Proteção ou intimidação?

Além dos infortúnios com ajuste de jornada e adequação das funções, uma outra queixa entre os funcionários foi quanto à utilização do ponto enquanto elemento de coerção. Anonimamente, um entrevistado do ICB declarou que as chefias instruem funcionários a bater o ponto de saída e voltar ao trabalho. “Não é uma manipulação direta, não é aquela pressão, ameaça, isso é feito por meio de indiretas”, relata. De acordo com ele, isso faz com que as pessoas do instituto fiquem visivelmente abaladas. “Há um clima de terror. Tem gente que chega e fica fixamente olhando para o ponto esperando o horário exato de bater, com medo de ser punido caso erre minimamente o horário”.

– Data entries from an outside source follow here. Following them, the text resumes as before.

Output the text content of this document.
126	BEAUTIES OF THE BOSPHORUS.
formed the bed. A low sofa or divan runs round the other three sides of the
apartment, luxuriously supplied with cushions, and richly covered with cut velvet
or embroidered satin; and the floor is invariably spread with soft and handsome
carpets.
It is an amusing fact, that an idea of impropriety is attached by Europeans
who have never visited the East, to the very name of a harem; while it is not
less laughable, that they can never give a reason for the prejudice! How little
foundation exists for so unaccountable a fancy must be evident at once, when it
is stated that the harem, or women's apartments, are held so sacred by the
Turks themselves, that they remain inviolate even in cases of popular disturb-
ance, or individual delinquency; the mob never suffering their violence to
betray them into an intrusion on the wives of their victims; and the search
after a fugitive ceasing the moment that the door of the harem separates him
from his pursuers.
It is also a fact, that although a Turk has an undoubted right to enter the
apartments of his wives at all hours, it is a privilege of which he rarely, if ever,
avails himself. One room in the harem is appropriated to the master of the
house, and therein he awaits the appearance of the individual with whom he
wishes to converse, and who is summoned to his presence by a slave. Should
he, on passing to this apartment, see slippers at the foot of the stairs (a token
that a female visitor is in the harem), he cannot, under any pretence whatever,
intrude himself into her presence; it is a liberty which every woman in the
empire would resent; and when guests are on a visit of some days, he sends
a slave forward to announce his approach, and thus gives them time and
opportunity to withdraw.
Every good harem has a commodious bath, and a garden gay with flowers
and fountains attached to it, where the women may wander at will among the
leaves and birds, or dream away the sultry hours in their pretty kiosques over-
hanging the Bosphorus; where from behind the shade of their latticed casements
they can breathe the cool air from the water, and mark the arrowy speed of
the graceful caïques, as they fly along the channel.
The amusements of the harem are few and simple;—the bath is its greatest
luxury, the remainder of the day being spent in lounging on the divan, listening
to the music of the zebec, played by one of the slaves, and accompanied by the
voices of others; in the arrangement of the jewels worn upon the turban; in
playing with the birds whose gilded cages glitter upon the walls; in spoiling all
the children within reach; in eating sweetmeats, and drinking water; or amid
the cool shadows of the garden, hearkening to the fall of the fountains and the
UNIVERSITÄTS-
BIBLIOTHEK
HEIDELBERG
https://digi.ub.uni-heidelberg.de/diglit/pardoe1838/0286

Além disso, de acordo com Luis Ribeiro, alguns funcionários ainda não estão batendo ponto porque teriam horas extras para receber, como os motoristas. A justificativa apresentada pelo DRH, nesse caso, é que trata-se de uma situação específica de funcionários que realizam funções predominantemente externas. Alguns termos do acordo que permitem negociação entre funcionário e chefia também estão gerando conflito, como a escolha dos horários para compensação. O acordo prevê que haja consenso entre ambos, e que as decisões da chefia sejam sempre justificadas, mas muitas vezes não é o que acontece. “As decisões dos superiores são arbitrárias, até autoritárias”, relatou um funcionário.

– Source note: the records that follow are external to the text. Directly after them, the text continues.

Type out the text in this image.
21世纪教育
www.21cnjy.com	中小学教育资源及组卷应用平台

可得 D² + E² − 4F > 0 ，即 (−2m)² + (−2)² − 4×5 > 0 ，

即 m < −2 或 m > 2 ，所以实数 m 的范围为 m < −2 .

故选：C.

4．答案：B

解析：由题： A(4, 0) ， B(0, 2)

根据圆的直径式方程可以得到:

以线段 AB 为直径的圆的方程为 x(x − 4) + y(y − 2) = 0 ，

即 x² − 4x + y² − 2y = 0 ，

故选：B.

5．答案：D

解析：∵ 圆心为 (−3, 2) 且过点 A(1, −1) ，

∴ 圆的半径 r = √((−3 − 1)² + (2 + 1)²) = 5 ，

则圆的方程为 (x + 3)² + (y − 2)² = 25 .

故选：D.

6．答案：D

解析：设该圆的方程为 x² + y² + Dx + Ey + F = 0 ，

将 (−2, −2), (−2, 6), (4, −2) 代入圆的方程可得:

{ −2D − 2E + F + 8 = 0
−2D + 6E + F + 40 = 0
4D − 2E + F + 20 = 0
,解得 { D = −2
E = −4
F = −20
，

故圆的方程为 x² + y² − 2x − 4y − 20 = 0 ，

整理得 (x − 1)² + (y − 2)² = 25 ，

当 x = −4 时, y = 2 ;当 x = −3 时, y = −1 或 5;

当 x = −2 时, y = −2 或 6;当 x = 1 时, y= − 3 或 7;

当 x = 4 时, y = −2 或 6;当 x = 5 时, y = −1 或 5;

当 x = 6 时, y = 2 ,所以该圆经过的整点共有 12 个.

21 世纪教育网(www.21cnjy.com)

Relativo a qualquer abuso ou desrespeito, o DRH se pronunciou afirmando que “desrespeitar os direitos trabalhistas dos servidores não é uma opção. A legislação trabalhista que rege o controle de ponto foi integralmente estabelecida de forma a evitar abuso por parte dos empregadores”.

Uma outra dúvida levantada por alguns funcionários foi o critério estabelecido para que os docentes não utilizem o ponto eletrônico. O DRH afirmou que “os docentes não registram sua frequência no sistema de ponto eletrônico por possuírem regimes de trabalho específicos previstos no Estatuto Docente”. Luis afirmou que os advogados consultados pelo Sintusp esclareceram que a Universidade pode fazer essa distinção principalmente por conta do regime de tempo integral. Ele reitera, no entanto, que o ponto eletrônico também não seria adequado para os docentes “se é ruim para o funcionário, seria um absurdo maior ainda para professores”.

 

Para além da USP

A implementação do ponto eletrônico na Universidade não é exclusividade uspiana. Diversas universidades públicas vem sendo instruídas pelo MPF, como apontado pelo DRH, a aderir o sistema. A história, no entanto, acaba se repetindo: muitos funcionários questionam a efetividade do método em atender às demandas de um ambiente que tem tantas especificidades.

A exigência pela implantação, no entanto, assim como em outras instituições de ensino como a Universidade Federal de Santa Maria (UFSM) e a Universidade Federal Fluminense (UFF), se manteve. Na USP, o processo já foi finalizado, e atualmente 14.500 funcionários fazem uso do sistema.